Dopo avere visto un film su Marlowe con Mitchum
e avere sentito frasi come "era una femmina meravigliosa,
passionale e perversa", uno come minimo si accende
una sigaretta e si versa del bourbon, anche se si trova
lontano da Los Angeles, magari a Milano, e l'ombra
di Chandler scivola sul tappeto come un fantasma
ferito. Non essere Robert Mitchum a volte fa male.
Molto male.
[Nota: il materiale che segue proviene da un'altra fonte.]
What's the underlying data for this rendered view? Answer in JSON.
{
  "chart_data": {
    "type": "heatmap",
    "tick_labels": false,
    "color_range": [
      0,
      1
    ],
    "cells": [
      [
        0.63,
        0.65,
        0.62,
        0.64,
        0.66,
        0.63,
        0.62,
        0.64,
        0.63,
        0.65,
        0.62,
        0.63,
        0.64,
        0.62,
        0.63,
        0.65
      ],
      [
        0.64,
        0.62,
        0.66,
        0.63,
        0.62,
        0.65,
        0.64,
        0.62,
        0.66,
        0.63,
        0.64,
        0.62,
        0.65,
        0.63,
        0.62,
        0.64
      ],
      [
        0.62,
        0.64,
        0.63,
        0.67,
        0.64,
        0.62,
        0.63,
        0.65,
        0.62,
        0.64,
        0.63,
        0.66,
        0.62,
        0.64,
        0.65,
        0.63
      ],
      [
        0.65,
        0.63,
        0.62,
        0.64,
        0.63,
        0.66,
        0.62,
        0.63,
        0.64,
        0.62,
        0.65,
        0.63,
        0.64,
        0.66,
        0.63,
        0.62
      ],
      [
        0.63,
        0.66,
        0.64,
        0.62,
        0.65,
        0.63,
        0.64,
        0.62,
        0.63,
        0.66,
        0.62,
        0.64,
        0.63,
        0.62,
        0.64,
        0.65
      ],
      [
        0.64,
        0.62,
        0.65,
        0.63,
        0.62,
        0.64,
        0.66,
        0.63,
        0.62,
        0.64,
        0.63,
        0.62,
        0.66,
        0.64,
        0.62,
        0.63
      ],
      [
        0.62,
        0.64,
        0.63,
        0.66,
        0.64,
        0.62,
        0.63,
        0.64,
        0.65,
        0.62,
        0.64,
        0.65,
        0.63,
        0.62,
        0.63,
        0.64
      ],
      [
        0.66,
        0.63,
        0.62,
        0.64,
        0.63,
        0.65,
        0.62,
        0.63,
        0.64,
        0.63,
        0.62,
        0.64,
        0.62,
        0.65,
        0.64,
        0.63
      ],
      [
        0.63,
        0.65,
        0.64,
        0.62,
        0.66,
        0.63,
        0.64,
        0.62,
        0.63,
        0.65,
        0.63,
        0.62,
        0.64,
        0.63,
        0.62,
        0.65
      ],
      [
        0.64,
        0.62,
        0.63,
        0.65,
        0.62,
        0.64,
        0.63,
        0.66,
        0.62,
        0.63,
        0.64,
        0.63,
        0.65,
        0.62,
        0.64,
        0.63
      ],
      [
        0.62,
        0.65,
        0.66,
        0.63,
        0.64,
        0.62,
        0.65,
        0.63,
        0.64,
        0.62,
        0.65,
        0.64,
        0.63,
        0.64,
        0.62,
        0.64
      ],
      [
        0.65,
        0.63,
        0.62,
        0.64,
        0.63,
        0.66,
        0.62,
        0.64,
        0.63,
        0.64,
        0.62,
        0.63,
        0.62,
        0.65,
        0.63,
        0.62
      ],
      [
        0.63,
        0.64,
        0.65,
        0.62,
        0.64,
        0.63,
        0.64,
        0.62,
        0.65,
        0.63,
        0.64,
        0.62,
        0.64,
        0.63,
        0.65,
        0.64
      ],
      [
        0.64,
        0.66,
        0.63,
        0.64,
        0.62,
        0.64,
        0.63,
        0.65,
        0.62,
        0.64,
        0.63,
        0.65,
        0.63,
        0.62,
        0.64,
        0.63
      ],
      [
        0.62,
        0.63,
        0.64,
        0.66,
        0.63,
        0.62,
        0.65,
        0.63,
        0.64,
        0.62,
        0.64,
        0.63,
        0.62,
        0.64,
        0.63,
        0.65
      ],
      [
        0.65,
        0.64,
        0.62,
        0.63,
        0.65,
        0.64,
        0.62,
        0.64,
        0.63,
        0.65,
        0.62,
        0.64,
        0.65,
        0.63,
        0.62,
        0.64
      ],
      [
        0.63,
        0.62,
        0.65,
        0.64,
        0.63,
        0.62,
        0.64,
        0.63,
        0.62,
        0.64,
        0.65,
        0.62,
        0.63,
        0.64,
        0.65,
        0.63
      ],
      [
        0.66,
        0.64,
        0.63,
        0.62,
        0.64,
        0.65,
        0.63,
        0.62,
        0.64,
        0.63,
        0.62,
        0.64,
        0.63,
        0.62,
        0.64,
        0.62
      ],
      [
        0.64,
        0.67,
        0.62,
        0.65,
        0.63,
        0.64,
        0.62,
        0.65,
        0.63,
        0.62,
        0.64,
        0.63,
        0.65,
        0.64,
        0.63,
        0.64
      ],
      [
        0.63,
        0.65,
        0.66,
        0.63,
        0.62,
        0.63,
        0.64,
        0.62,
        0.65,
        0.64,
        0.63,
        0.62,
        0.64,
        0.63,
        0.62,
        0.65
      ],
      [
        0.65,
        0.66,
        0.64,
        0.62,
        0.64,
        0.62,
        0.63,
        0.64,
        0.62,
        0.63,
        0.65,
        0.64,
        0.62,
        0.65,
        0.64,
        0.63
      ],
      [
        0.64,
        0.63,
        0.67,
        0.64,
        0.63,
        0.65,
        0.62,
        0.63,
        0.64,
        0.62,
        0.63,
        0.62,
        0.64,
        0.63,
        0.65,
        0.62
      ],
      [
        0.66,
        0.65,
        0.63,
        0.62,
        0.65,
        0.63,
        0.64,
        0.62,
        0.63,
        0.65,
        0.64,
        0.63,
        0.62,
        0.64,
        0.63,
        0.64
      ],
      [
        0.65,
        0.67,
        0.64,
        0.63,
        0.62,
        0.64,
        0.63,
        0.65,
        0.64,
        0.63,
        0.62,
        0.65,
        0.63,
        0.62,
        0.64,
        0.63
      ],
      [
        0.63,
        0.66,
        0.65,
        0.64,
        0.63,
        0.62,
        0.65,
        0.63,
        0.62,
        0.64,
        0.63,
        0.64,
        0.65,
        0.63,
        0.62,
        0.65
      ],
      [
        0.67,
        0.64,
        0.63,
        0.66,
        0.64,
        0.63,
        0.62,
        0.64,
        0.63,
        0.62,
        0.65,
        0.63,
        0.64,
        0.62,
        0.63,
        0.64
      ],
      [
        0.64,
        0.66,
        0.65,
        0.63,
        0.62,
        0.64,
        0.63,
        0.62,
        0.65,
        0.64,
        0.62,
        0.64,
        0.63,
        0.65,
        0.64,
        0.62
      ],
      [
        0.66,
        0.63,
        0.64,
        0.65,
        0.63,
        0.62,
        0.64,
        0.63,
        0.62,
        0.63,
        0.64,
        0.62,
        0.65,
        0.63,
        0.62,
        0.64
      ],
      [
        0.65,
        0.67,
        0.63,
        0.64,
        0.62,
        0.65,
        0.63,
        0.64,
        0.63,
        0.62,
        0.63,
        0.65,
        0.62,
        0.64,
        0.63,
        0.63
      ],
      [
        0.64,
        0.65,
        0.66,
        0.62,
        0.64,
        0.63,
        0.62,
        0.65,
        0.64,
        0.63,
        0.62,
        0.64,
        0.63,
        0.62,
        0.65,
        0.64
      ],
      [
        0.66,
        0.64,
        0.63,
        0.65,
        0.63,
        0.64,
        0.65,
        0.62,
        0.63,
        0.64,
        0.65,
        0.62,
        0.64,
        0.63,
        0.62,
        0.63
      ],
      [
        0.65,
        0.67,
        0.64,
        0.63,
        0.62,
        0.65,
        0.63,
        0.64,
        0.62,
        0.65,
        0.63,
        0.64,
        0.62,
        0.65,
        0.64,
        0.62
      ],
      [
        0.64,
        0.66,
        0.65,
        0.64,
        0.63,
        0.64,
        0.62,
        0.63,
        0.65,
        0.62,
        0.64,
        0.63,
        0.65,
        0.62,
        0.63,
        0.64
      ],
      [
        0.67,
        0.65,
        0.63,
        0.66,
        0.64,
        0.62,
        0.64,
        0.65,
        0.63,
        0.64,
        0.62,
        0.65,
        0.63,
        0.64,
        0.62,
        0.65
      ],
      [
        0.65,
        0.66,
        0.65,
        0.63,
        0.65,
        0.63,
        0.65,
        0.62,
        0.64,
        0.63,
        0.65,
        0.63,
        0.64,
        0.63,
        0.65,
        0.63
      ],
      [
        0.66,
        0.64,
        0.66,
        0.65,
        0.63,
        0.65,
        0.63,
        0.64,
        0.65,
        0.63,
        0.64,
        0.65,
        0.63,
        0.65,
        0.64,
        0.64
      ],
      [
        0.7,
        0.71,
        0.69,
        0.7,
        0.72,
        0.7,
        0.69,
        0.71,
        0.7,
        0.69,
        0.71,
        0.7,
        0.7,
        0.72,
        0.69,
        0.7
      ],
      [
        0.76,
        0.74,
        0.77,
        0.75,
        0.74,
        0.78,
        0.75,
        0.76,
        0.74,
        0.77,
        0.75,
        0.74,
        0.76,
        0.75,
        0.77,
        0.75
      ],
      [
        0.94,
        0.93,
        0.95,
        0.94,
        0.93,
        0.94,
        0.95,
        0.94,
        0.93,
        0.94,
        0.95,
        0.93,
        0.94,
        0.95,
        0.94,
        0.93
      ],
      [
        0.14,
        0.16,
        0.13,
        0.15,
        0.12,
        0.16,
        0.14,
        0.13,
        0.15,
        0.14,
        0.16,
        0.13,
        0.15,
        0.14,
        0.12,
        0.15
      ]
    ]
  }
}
Ma bisogna giocare con le carte che si
hanno, e un poker d'assi è sempre dietro l'angolo per
chi sa osare ancora con la vita e l'immaginazione.
La vita è un bluff ben riuscito, anche se alla fine tutti
vanno a vedere e il banco vince sempre: e l'asso
diventa un'asse di legno, e un'altra e un'altra ancora
e ancora fino a chiuderti dentro un buio capovolto.
Per sempre, quel sempre che basta a toglierti di mezzo,
a farti ingoiare tutti i cieli e tutte le primavere.
Però è bello che al mondo ci sia stato Robert Mitchum,
è estremamente bello, e che ci sia stato il cinema
ad accarezzare quel suo modo di camminare così
lieve e così schietto, senza ambiguità, così caldo
come un'estate torrida, così sensuale come un ultimo
sguardo lanciato alle cosce di una femmina fatale.
E allora tutti siamo Marlowe, ognuno di noi, anche
i bambini che giocano a fare i duri, anche le bambine
che ti dicono "giochiamo all'avventura". E uno sparo
nella notte ci ricorda la polvere, le stelle, l'oblio.